Working with records

After you create a hosted zone for your domain, such as example.com, you create records to tell the Domain Name System (DNS) how you want traffic to be routed for that domain.

For example, you might create records that cause DNS to do the following:

  • Route internet traffic for example.com to the IP address of a host in your data center.

  • Route email for that domain (ichiro@example.com) to a mail server (mail.example.com).

  • Route traffic for a subdomain called operations.tokyo.example.com to the IP address of a different host.

Each record includes the name of a domain or a subdomain, a record type (for example, a record with a type of MX routes email), and other information applicable to the record type (for MX records, the host name of one or more mail servers and a priority for each server). For information about the different record types, see Supported DNS record types.

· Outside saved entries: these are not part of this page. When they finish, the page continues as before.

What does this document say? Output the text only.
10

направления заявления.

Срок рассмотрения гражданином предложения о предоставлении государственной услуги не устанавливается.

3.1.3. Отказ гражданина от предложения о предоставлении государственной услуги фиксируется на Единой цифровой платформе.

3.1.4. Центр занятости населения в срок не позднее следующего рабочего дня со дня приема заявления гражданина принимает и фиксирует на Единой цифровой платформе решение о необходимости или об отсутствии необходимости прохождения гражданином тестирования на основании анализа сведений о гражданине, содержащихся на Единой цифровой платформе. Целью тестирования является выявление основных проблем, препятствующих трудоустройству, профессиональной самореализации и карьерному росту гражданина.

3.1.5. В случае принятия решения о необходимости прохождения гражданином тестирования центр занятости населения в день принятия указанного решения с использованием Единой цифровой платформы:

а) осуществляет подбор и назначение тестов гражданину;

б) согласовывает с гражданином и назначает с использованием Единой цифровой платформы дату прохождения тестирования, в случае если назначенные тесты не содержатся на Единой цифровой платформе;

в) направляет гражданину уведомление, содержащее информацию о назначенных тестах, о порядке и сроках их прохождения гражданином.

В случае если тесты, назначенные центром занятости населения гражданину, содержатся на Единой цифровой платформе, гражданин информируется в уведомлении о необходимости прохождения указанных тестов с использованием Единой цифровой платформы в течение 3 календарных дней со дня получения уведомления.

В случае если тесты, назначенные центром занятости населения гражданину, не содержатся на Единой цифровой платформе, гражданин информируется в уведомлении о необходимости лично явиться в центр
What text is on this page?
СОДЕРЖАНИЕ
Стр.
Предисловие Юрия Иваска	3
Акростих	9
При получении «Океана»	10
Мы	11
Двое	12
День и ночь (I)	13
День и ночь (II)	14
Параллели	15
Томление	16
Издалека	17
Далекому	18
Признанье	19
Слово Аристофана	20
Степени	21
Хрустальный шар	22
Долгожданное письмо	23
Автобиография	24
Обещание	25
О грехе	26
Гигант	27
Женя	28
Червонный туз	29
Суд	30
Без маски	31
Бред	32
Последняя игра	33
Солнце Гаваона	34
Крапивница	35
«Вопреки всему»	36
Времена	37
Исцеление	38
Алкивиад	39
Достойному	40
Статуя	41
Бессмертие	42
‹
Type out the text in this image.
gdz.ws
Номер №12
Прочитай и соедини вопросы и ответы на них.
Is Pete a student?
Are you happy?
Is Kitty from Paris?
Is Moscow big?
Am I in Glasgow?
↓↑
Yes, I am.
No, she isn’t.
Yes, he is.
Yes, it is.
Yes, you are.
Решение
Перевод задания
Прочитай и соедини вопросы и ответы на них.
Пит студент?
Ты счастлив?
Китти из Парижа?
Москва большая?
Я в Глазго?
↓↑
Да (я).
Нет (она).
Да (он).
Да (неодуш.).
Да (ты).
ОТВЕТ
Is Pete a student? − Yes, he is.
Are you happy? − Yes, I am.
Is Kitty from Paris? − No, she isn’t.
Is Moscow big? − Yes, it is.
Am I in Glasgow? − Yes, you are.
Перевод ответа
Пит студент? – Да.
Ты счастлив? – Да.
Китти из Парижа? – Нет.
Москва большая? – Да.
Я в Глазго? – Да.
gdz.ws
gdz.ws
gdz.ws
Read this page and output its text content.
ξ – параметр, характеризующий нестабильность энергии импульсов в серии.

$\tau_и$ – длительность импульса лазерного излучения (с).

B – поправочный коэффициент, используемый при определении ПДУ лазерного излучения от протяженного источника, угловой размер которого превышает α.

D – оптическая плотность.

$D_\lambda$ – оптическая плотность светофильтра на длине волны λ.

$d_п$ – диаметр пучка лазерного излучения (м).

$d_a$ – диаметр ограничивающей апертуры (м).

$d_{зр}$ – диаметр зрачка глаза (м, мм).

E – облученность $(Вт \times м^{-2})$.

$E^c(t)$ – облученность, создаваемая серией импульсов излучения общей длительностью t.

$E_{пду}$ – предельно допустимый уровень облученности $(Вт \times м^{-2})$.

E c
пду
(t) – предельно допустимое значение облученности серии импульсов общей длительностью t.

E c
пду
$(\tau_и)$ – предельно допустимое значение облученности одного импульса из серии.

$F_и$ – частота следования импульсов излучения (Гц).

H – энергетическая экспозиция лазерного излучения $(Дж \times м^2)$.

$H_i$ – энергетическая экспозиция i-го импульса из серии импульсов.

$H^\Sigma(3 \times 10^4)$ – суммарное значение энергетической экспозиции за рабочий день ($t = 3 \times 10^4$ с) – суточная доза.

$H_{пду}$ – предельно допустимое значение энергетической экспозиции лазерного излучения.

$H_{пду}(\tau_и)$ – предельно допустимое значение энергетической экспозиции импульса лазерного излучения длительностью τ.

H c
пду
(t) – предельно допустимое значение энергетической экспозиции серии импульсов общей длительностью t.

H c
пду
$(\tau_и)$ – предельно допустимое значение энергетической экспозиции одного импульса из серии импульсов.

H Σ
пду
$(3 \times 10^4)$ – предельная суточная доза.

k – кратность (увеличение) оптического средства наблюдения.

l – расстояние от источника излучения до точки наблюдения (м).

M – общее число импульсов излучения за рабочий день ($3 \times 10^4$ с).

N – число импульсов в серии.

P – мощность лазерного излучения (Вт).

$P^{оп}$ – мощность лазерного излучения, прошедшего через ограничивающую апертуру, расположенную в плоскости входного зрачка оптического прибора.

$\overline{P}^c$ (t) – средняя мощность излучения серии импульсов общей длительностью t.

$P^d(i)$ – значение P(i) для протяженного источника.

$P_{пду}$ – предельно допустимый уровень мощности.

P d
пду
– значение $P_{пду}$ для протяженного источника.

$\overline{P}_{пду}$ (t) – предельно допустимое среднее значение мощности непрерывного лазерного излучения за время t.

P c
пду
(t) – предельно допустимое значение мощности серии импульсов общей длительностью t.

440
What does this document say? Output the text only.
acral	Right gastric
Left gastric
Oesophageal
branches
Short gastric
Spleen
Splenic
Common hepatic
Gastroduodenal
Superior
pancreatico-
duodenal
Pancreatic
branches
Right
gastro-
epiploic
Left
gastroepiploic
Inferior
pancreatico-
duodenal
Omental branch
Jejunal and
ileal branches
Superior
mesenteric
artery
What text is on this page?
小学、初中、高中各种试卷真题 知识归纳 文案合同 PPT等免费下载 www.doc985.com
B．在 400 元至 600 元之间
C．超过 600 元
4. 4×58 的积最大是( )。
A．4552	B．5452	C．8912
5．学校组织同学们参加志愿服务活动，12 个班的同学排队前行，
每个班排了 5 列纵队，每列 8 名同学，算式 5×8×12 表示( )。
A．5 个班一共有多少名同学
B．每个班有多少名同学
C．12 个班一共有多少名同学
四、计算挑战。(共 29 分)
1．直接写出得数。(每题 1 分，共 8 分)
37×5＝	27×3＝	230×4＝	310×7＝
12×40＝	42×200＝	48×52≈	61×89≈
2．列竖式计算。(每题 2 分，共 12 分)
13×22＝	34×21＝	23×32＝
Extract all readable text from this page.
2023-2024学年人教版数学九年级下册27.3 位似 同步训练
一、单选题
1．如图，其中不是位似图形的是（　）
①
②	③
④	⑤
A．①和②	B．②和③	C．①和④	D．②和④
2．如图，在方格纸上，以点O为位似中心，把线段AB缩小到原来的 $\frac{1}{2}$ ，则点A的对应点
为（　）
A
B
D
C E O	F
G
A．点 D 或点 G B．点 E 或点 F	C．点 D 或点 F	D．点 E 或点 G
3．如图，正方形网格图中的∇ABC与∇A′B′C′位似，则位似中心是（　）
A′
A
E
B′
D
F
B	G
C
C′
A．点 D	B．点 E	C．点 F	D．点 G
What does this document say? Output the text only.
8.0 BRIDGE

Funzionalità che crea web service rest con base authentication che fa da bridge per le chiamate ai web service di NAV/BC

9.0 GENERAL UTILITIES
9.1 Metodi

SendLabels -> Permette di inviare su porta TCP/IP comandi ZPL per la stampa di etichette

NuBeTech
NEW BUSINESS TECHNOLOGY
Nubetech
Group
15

The name of each record in a hosted zone must end with the name of the hosted zone. For example, the example.com hosted zone can contain records for www.example.com and accounting.tokyo.example.com subdomains, but cannot contain records for a www.example.ca subdomain.

Note

To create records for complex routing configurations, you can also use the traffic flow visual editor and save the configuration as a traffic policy. You can then associate the traffic policy with one or more domain names (such as example.com) or subdomain names (such as www.example.com), in the same hosted zone or in multiple hosted zones. In addition, you can roll back the updates if the new configuration isn't performing as you expected it to. For more information, see Using traffic flow to route DNS traffic.

Amazon Route 53 doesn't charge for the records that you add to a hosted zone. For information about the maximum number of records that you can create in a hosted zone, see Quotas.